6. Noreika’s Actions Shouldn’t Be Considered Collaboration Because He Was an Active Member of the Anti-Nazi Underground

By 1943 it was clear Nazi Germany and her allies would lose the war. Many collaborators realized they had put their money on the wrong horse, that they had made a great mistake and the time had to come to thinking about fleeing to the West.

Noreika was incarcerated at the Stutthof concentration camp as an “honored prisoner.” He received the title of honored prisoner for his impeccable service to Nazi Germany with just a small mistake committed. Honored prisoners lived in sturdier, heated buildings, didn’t have to work, were allowed to receive food packages from relatives weekly and to write letters. They also received a parcel of clothing monthly. There were more than 150 sections at Stutthof and Noreika was in the labor section, not the extermination section.

7. Noreika Belonged to the Anti-Nazi Underground in Šiauliai Which Rescued Jews, Noreika Aided Rescuers

Noreika immediately authored an anti-Semitic booklet which when circumstance allowed progressed from a theoretical section to a practical one. Noreika “rescued” Jews [by having them murdered] in pits and ditches throughout Žemaitija: Kaušėnai village in the Plungė district, Rainiai manor in the Telšiai district, at Kužiai village and in the town of Šeduva in the Šiauliai district and at the Naryškinas park and in the Vilkiaušis forest in the Žagarė district.

8. Noreika Sacrificed His Life for the Freedom of His Homeland, He Was Oppressed by Both the Nazi and the Soviet Occupational Regimes

Noreika was a collaborator and a perpetrator of the Holocaust in Lithuania. He lived in the home of a murdered Jewish man in the city of Šiauliai which he purchased for a song, and also bought for almost nothing luxury furniture which had belonged to Jews who had been murdered. Noreika has brought indelible shame upon his homeland and has harmed all of Lithuania.

9. Gochin’s Research Cannot Be Considered Objective Nor Academic

The documents presented by Grant Gochin’s representatives fully demonstrate Noreika’s culpability as a Holocaust perpetrator in Lithuania.

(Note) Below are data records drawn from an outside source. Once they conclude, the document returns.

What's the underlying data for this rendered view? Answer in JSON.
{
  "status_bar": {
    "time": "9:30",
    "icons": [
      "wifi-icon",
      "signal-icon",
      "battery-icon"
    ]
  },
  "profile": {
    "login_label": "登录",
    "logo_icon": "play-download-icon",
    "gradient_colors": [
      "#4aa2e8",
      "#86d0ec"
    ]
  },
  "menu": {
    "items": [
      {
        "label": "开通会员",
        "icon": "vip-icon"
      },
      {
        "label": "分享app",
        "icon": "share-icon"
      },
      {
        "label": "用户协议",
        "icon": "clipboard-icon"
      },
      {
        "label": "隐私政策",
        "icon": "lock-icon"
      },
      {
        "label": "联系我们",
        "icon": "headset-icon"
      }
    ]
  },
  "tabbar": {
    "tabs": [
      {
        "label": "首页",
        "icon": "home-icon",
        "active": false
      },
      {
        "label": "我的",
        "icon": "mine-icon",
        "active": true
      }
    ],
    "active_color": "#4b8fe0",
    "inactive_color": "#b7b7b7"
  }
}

The Genocide Center’s complaints regarding methodology, objectivity and analysis are baseless.

The Genocide Center’s position is deeply disappointing to the Jews of Lithuania. Sadly, since its very inception the Genocide Center has been much too dependent on politicians, anti-Semitic intrigue and politics in the worst sense of the word. Holocaust history demands a very strict academic approach, academic methodology and a high level of morality.